🤖 AI Summary
Form-filling automation has long been hindered by the poor generalizability of rule-based systems, while current multimodal large language models (MLLMs) suffer from critical deficiencies in GUI layout understanding and precise instruction-to-field alignment. To address this, we introduce FormBench—the first interactive, multimodal benchmark for form filling—comprising 12 real-world websites, diverse field types, and high-fidelity user interaction traces. We formally define the task and propose an end-to-end evaluation framework integrating web interface simulation, structured semantic annotation, GUI action modeling, and automated assessment. Experiments reveal that state-of-the-art MLLMs achieve less than 5% accuracy. We systematically identify three dominant failure modes: visual localization errors, field-type misclassification, and instruction-field mismatch—highlighting fundamental bottlenecks in layout reasoning and cross-modal alignment.
📝 Abstract
Online form filling is a common yet labor-intensive task involving extensive keyboard and mouse interactions. Despite the long-standing vision of automating this process with"one click", existing tools remain largely rule-based and lack generalizable, generative capabilities. Recent advances in Multimodal Large Language Models (MLLMs) have enabled promising agents for GUI-related tasks in general-purpose scenarios. However, they struggle with the unique challenges of form filling, such as flexible layouts and the difficulty of aligning textual instructions with on-screen fields. To bridge this gap, we formally define the form-filling task and propose FormFactory, an interactive benchmarking suite comprising a web-based interface, backend evaluation module, and carefully constructed dataset.
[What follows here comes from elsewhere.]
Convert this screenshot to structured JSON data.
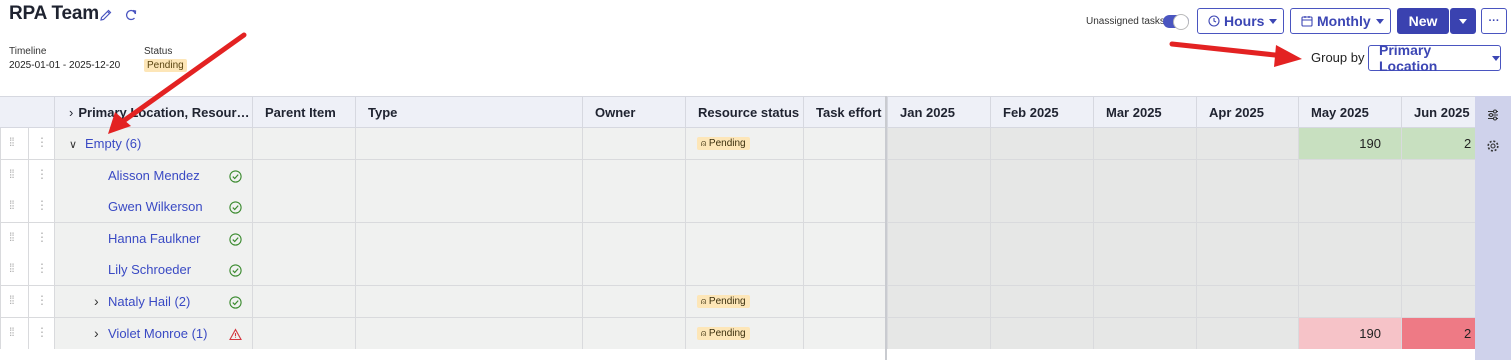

Our benchmark covers diverse real-world scenarios, incorporates various field formats, and simulates high-fidelity form interactions. We conduct a comprehensive evaluation of state-of-the-art MLLMs and observe that no model surpasses 5% accuracy, underscoring the inherent difficulty of the task. These findings also reveal significant limitations in current models' visual layout reasoning and field-value alignment abilities. We hope our benchmark can serve as a stepping stone for further research into robust, practical form-filling agents.